“Nice company you’ve got there; be a shame if something happened to it. Maybe you should save yourself some trouble and sell it to our buddy.”
That’s the message 18 House Republicans, led by Judiciary Committee ranking member Jim Jordan (R-OH), sent on Friday with a letter demanding Twitter’s board of directors preserve all records related to the bid by Tesla and SpaceX CEO Elon Musk to purchase the company. The right’s propagandists had celebrated Musk’s bid as a way to garner political gain by ending the company’s purported political censorship. Then its elected GOP champions, responding to hesitation from Twitter’s board, raised the prospect of a costly congressional investigation if his offer wasn’t accepted.
The GOP’s ham-fisted threat reflects the party’s institutionalization of former President Donald Trump’s authoritarian use of government power to impose political retribution on individual companies that defied him -- particularly those that owned news outlets. Now, Republicans are adopting similar strategies in the name of fighting so-called “woke capital,” and right-wing media are cheering them on.
Trump regularly used legitimate regulatory tools to illegitimate ends, punishing corporations over news reporting that displeased him while favoring those whose programming praised him.
Trump’s opposition to AT&T’s proposed purchase of Time Warner, declared in the waning days of the 2016 presidential race, was nakedly corrupt. There are legitimate reasons to worry about such megamergers. But Trump was clearly driven by his desire to impose costs on Time Warner for the critical coverage of him and his administration by its subsidiary, CNN. Once Trump took office, he could use the power of the federal government to enforce his authoritarian whims. The Justice Department filed an unusual and ultimately ineffective lawsuit aimed at stopping it.

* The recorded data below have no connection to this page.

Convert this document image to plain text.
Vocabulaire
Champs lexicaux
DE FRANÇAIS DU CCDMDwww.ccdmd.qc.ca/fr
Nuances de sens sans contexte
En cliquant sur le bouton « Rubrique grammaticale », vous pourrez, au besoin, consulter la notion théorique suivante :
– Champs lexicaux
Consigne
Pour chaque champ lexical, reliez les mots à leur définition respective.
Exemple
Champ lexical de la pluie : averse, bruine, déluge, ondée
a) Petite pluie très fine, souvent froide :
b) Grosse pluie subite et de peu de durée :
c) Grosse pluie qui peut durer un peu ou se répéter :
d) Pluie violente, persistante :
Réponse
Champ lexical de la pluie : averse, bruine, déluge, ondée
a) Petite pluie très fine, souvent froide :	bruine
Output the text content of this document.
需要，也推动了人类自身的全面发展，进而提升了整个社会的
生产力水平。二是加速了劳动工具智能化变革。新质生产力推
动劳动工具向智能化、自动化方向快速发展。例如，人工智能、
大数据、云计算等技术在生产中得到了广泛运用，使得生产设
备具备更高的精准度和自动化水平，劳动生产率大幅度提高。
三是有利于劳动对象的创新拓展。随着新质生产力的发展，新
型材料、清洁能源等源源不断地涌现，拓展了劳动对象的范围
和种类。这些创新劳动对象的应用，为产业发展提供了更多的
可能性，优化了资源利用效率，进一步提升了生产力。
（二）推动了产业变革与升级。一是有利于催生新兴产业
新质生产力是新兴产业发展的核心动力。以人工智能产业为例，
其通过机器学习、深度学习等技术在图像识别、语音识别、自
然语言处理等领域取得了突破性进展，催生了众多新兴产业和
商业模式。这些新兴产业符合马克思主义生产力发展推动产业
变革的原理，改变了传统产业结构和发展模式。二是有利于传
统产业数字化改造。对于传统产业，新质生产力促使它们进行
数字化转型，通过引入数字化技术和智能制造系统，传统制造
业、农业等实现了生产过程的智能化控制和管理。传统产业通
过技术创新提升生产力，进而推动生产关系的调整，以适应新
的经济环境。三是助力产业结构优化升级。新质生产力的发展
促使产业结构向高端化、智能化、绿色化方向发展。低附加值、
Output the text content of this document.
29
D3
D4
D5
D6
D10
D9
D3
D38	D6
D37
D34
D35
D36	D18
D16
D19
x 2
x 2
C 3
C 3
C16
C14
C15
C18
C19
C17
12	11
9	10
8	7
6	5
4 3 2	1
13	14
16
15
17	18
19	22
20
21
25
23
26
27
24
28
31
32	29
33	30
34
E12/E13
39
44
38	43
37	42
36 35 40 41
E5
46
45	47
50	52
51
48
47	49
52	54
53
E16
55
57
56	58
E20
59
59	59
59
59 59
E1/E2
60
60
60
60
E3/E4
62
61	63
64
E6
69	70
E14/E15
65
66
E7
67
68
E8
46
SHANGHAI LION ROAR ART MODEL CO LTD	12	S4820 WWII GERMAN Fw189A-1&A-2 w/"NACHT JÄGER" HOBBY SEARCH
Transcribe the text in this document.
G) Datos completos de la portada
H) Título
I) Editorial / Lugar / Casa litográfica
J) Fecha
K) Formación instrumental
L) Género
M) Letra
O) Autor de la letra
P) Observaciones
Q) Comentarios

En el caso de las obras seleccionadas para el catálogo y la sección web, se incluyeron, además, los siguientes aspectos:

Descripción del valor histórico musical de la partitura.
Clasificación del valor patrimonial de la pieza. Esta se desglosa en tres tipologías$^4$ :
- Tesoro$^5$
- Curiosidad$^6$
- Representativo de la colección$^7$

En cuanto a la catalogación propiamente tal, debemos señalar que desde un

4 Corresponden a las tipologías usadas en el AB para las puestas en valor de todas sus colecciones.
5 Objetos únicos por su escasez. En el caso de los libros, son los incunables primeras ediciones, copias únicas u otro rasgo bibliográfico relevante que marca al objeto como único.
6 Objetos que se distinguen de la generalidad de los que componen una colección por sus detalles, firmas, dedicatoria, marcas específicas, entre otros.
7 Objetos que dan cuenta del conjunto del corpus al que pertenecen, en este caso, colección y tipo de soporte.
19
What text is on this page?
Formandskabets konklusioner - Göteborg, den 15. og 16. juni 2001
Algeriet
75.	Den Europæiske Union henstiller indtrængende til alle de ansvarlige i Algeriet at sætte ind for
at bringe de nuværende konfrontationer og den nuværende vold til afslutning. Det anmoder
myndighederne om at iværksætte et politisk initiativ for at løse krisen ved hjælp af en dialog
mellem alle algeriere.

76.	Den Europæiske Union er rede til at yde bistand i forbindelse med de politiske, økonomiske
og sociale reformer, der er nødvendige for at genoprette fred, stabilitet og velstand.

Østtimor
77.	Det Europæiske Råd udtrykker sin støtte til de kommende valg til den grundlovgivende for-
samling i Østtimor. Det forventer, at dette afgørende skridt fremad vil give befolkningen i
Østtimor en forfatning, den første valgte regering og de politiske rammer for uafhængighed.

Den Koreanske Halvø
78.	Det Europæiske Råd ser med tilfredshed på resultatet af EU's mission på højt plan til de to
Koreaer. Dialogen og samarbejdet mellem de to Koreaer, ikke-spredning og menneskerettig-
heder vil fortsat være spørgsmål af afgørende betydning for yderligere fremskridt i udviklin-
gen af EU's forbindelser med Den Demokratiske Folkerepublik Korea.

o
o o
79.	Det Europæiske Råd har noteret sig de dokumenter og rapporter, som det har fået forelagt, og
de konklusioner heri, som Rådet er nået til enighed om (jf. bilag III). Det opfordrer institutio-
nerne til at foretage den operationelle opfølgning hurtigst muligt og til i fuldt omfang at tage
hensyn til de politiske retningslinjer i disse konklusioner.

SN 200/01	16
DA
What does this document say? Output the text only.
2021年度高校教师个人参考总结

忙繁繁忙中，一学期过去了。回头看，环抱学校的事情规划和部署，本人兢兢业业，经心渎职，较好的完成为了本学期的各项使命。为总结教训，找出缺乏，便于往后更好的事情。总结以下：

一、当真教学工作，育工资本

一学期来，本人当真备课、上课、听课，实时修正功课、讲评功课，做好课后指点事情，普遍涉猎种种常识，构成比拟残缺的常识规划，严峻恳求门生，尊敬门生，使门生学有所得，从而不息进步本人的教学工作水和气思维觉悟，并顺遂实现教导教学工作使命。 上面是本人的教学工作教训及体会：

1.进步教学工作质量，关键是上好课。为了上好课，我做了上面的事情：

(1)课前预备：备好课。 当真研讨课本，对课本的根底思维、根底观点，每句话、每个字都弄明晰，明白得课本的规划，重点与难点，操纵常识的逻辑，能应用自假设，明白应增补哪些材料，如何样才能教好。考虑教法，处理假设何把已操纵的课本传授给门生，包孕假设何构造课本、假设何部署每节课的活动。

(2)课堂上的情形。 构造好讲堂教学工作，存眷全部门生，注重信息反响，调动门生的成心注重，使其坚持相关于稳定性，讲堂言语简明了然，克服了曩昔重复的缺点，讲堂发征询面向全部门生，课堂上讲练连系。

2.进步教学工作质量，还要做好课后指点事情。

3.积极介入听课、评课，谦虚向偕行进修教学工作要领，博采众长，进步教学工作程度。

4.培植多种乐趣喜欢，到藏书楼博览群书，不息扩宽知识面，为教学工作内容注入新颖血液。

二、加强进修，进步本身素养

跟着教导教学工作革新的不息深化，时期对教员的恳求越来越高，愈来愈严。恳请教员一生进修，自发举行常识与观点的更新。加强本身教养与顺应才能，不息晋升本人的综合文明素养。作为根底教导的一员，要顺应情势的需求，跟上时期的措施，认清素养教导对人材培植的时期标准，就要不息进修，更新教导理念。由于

Trump’s denunciations of news outlets were often followed by threats or acts of federal regulatory retribution. He repeatedly attacked coverage by the “Amazon Washington Post,” then Amazon lost out on a massive Defense Department contract while Trump himself tried to force the Postal Service to raise shipping costs for the company (Jeff Bezos owns both Amazon and the Post, where my wife works). His attacks on Google were followed by a Justice Department antitrust lawsuit. After lashing out at NBC’s coverage during a 2020 rally, he quickly transitioned to smearing its parent company, Comcast, and warning that he would “do everything possible to destroy their image.”
Meanwhile, Fox News’ pro-Trump propaganda repeatedly paid off for its founder Rupert Murdoch’s business interests. The White House publicly approved of Murdoch selling his entertainment holdings to The Walt Disney Co., and the resulting megamerger -- with a scope quite similar to the AT&T-Time Warner deal -- sailed through DOJ scrutiny.
Trump created incentives for major corporations to either squelch negative reporting from its subsidiaries or ditch them altogether. His actions were typically haphazard and often ineffective -- but at times, they came unnervingly close to success.
In 2017, while the AT&T-Time Warner merger was bogged down by the DOJ lawsuit, AT&T’s CEO reportedly received an unsolicited pitch from Murdoch to buy CNN “to get the deal done.” At the time, Murdoch was reportedly in regular contact with Trump, and CNN’s Brian Stelter has suggested the impetus for the offer was that Murdoch “wanted to scoop up CNN and neuter it to curry favor with the president.”
GOP leaders have picked up where Trump left off, browbeating large corporations to get them to fall in line with the right’s political interests. Congressional Republicans have already threatened retribution against companies that opposed Georgia’s voter suppression law and cooperated with the congressional investigation into the January 6 insurrection. And on the same day House Republicans sent their letter to Twitter’s board, Florida Gov. Ron DeSantis signed a law retaliating against Disney for its criticism of the state’s “Don’t Say Gay” education law.
Just as they did under Trump, these efforts by Republicans use legitimate tools for illegitimate ends. Disney had enjoyed the benefits of Disney World residing in the Reedy Creek Improvement District, an area in which the company effectively functioned as the local government, which would be dissolved under the bill DeSantis signed. Florida’s government established that district, and DeSantis and the Republican-controlled legislature had the power to eliminate it. But they did so because, as DeSantis explicitly stated, the company articulated “woke” opinions and “tried to attack me to advance their woke agenda.” And they held open the possibility that if Disney reversed itself, it could retain its status.
Right-wing media figures are praising the move by DeSantis and calling for similar retribution against other “woke” companies, specifically citing the prospect of chilling speech for political ends.
Republicans are already adopting Trump’s strong-arm tactics against “woke capital,” effectively incorporating his brand of corrupt authoritarianism across the party. And they are laying the groundwork to go further in prosecuting their culture war grievances if the GOP regains control of the federal government, using the fig leaf of regulatory legitimacy to cudgel any institution that steps out of line.